Maven is the willing outcast. While she is expected to be brutalist and competitive, she is free-spirited and aloof. She’d happier runaway for the day with a ragtag group of street sketchers than sit in the family classroom and learn the intricate yet monotonous designs of lesser beings. Provided with the perfect education, perfect home, perfect upbringing, Maven is definitely ungrateful and unrepentant about it all.
Maven is known as wasted beauty. Offensive, of course, as while yes she is beautiful. She’s immaculate. She’s technically stunning for her age. There is no reason why she is a waste. To her, the cutting jaw and bright light eyes are a gift she didn’t need. It’s her personality people love, surely. It’s not true though. If anything, her unruly nature is what puts a lot of people off. She’d have people believe that those aren’t the people to have around her anyway. Deeper, she cares violently about what people think. She just can’t bring herself to conform. The dichotomy of the Sartorial way.

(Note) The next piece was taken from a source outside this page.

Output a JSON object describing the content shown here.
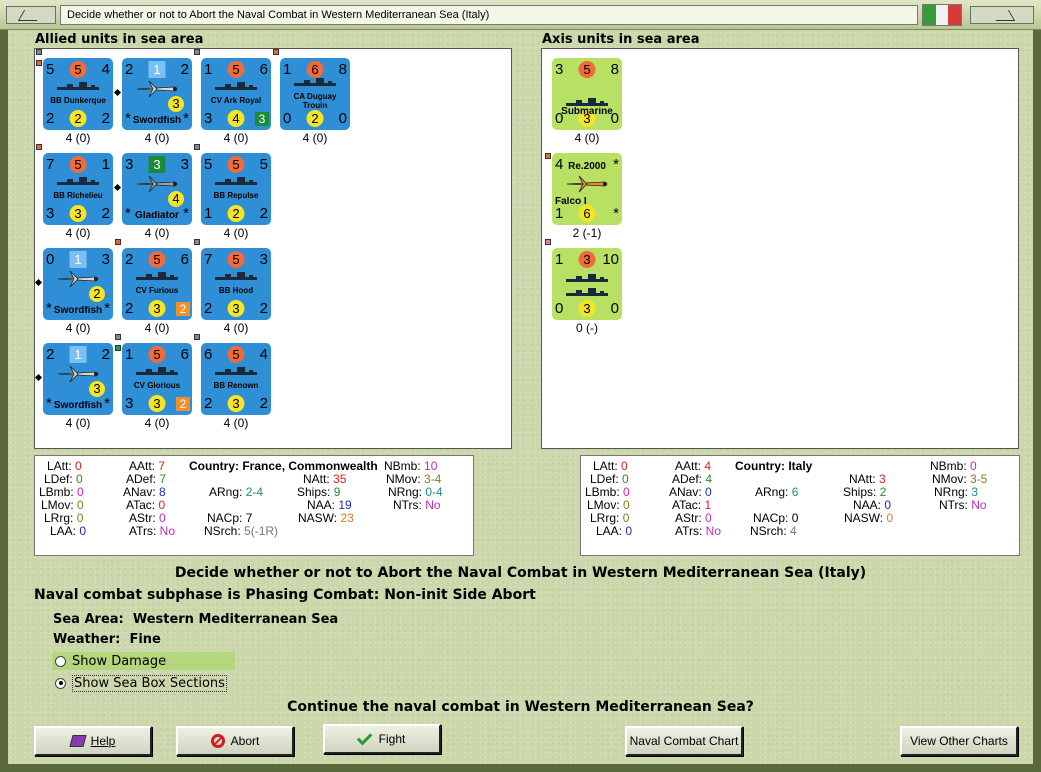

Mother and Father Sartorial are renowned in the District for their affluence, and the hoarding of their secrets in fashion and refinement. Textiles and fabrics bend to their will in a high quality factory that Maven knows all too well. She could tour the place with her eyes closed, and that was taught by way of cane – should she get a room wrong. Growing up in such a household, and company, was unthinkable to others, and still envied by most.
Being raised in such a household of constant vying for attention, Maven was happy to sit back and allow her older sister and younger brother take all of the limelight. Where the middle child may cry at the news of a baby brother, Maven was overjoyed. She cried in relief, for the spotlight was so ever brightly lit upon her at every family or personal milestone. She resented her sister for it, who revelled in the advantage of having a lesser-than sister, unwilling to step up to the plate. But in the Sartorial family, there was no declining the call to fashion design. It was all that they would ever do and have ever done.
Now eighteen, Maven has the ability to think and speak for herself on a grand stage. That stage being The Hunger Games. She hadn’t considered it for the greatest part of her childhood. Now that the final year of potential entry has come, she sees it as a last resort. It’s a last-ditch effort to repay her family for all of the humiliation over the years, most of all her sister, who she resents more than most. She wants her sister to watch her rise to that stage and weep, to finally realise that her darling sibling has ascended to death because of her actions. Then, in sweet Sartorial fashion of course, she would return only to be the prize child of the family for generations to come.
Her younger brother followed in the suit of her sister. The know-it-all, never-goes-wrong star-child that serves only to make Maven look terrible. It works, too. Her parents have essentially begun despising her for what she has become. Labelled ungrateful and unwanted, the poor young woman knows little else now than the disregard she has felt since she can remember. She strives day in day out for a better life. Even if it means something drastic.
To this effect, she trains. She doesn’t train the body – everybody knows that in the Games you’re flailing around helplessly without a brain, unless you train that portion first. She joins the locals in their poor-folk games. She makes friends with the riff-raff in hopes to learn the hidden, most treasured, means of survival. Making clothes is a side project, for now she is fixated on the eradication of her sister’s precious reputation, untouchable by other means.